A sparkling production of this G & S classic with fine singers, especially Victoria Joyce as Mabel, and many good singing actors. We expect a singing actor for the light baritone role of Major-General Stanley, and we get one, in the person of Richard Suart; we didn’t expect one in the role of the Pirate King, but got one anyway, in the person of Karl Daymond, whose vibrato is so rich that when he sings at full musical force you can hardly tell whether he’s on the note or a third below, but whose diction like Suart’s is excellent. He did his third of the trio in Act II — the recitative sequence more talking than a singing sequence — and it was just right, given his singing limitations.
The organizing idea was of a kind of toy theatre or Victorian greeting card approach to the fiction. The large stage of the ENO was raised up, almost down to the proscenium arch, but there was a high step along the front, below which was an additional shallow but wide acting area, with steps up to the higher area on either side and a trapdoor smack in the middle. Ranged on high at either side were delicate black iron girders reminiscent of filigree structures and ranging well back on either side. Above and within them, in Act I, were a series of flat painted cloud formations and a drop picturing a seascape, with the Pirates’ ship at anchor in the distance. In Act II, Major General Stanley’s estate, a tall solarium, seemingly conjured up with wrought iron, had been flown, achieving a framing effect. If fitted beautifully into the available space; and the costumes, originally designed by Anne Tilby, were a delightful combination of authentic Victorian and witty whimsy — as in the Act I sequence with the daughters of Major-General Stanley, some of whom wore under-dresses and chaste yet provocative corsets for their walk at the sea-side, later to be dressed with over-dresses, more respectably. The Pirates wore a wild melange of pick-me-up, brightly colored costumes that seem to have come right off of a twopence-colored toy theatre sheet from Pollock’s. The Pirates’ choreography was rather simple — such fellows (noblemen gone wrong though they are) cannot pretend to any sophistication in such matters; but in Act II, when the male cast has divided into Pirates (tenors) and Policemen (basses) and the daughters have changed into more sumptuous at-home dresses, the possibilities for more imaginative, complex choreographic combinations were envisaged, and were fully realized — and the policemen coming on and then off again were almost all correct in their execution.

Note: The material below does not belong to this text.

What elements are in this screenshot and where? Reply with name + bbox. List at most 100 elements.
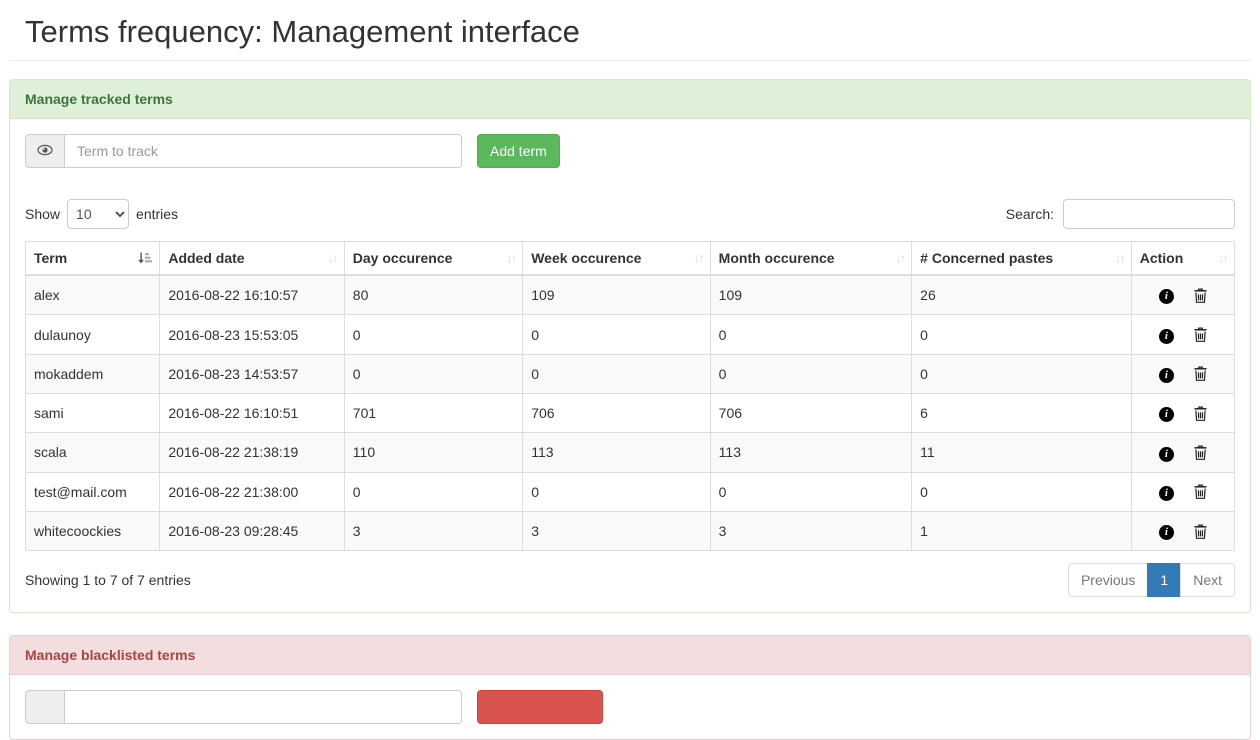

This G & S opera, the second of the collaboration, after Pinafore, came off fairly well, though it gets off to a slow start. Act I pales in comparison to such scenes as the Act I finales of The Mikado and authentic tongue-in-cheek pieces like Ruddigore. The whole business with the lily-livered policemen in Act II, who quake in their boots as Mabel and the daughters urge them on against “the foe” with “Go, ye heroes, go and die!” is hilarious. Gilbert was really in his true element here: the combination of the absurd plot, based on Ruth’s hard-of-hearing mistake in apprenticing the young Frederic to a pirate instead of to a pilot, and the fateful accident of his birth in a leap year, on February 29th, and its delightful exposition in the Act II trio, together with Gilbert’s send-up of military (in the person of that walking anachronism General Stanley) and police (a friendlier travesty, with its plea for greater understanding of a policeman’s unhappy lot), created deliciously good material for Sullivan to exercise his abundant compositional and melodic skills upon. Mabel and Frederic’s Act II duet is exquisite, and the two melodies by counterpoint sung by daughters and policemen in Act II — a musical strategy that Sullivan was to use again and again, in Ruddigore, Iolanthe, and elsewhere — has lovely, authentic charm and is also highly dramatic. It is no wonder that these comic operas, which benefit from the highest quality professional attention that can be lavished on them, but which can be — and are — staged by ambitious and enthusiastic amateurs, are so frequently revived after well over a century, because they are so entertaining and rewarding to produce.